Rather amusingly now, 40-plus years later, I can laugh at the tale I'm told about how my father was asking the ambulance driver to turn the volume of the football commentary up so he could hear how Manchester United were faring in their European Cup final against Benfica. The Red Devils, as I'm sure you all know, won in extra time, of course.
I remounted the saddle and wheeled away, passing my old primary school, a red-brick building that seemed the size of an ocean liner as a kid, but in reality only holds just a few classrooms.
I smiled across at the swimming baths where I tried, and failed miserably, to chat up girls every Friday night as a young teenager.
Fast forward all these years and I'm now in contact with old friends from this time through the marvels of social media.

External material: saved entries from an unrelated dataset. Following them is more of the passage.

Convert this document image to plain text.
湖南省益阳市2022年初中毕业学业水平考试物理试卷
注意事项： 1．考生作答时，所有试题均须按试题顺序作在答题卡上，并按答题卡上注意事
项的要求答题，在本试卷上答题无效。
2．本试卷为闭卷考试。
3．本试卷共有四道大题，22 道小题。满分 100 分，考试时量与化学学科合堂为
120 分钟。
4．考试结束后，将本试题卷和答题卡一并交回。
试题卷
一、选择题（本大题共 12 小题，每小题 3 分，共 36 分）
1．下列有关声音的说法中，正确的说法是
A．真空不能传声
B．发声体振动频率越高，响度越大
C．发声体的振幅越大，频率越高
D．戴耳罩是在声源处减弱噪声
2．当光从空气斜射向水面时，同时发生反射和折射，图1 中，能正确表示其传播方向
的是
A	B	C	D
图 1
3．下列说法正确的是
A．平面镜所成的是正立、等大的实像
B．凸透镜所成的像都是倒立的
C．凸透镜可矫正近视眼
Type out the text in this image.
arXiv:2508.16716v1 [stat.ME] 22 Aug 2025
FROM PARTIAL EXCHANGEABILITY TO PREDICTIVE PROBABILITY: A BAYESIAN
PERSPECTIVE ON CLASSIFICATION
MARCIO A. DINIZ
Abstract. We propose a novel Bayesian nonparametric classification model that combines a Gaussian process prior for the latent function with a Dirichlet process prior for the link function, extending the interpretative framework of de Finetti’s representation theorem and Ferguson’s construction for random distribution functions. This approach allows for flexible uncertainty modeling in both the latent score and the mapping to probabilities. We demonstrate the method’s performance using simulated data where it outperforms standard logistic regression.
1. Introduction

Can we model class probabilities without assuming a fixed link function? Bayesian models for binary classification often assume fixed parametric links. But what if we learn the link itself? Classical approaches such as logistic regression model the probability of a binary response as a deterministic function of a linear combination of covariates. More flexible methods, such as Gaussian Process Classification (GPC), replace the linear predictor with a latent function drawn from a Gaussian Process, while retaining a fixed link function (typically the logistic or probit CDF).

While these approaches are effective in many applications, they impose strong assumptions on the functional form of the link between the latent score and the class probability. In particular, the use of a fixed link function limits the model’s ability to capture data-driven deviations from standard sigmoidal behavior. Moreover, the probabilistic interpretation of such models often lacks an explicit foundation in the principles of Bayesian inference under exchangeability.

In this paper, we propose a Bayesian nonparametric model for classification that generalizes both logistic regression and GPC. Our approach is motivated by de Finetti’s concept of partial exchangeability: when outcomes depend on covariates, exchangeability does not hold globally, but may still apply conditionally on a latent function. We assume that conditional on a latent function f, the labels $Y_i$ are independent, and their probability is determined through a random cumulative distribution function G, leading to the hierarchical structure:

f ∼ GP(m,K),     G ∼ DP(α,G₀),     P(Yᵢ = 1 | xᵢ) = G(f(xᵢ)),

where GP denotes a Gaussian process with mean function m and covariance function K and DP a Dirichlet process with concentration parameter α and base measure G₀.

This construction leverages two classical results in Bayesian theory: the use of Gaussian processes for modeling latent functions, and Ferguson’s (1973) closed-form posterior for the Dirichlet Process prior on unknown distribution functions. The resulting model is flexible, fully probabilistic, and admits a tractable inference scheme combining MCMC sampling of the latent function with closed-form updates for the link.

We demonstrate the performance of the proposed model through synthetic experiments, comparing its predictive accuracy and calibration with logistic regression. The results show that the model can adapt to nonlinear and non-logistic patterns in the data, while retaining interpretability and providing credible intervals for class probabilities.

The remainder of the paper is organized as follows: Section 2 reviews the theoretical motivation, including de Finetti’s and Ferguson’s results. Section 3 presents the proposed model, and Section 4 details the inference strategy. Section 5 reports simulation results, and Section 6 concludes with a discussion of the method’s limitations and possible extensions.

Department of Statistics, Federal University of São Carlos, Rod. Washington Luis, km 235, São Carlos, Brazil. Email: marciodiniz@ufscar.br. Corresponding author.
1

Therefore I now know who is married, who is divorced, who has six kids and who has none.
I'm up to speed with former classmates who have settled on the other side of the world in Australia or New Zealand or have emigrated across the pond to the USA.
And, most sadly of all, I was struck this week by the sight on my Facebook feed of the news that one of those former friends, a girl I have not seen for more than 30 years but whom I used to run around a playground with as a youngster, has died.
At the age of 46, Jennifer, I've been told, passed away after contracting a kidney disease.
Thus, my nostalgic trip around the haunts of my childhood came to an end and, in a way, full circle.
RIP Jenny, I'll remember the long blonde hair you had as a youngster and your broad smile.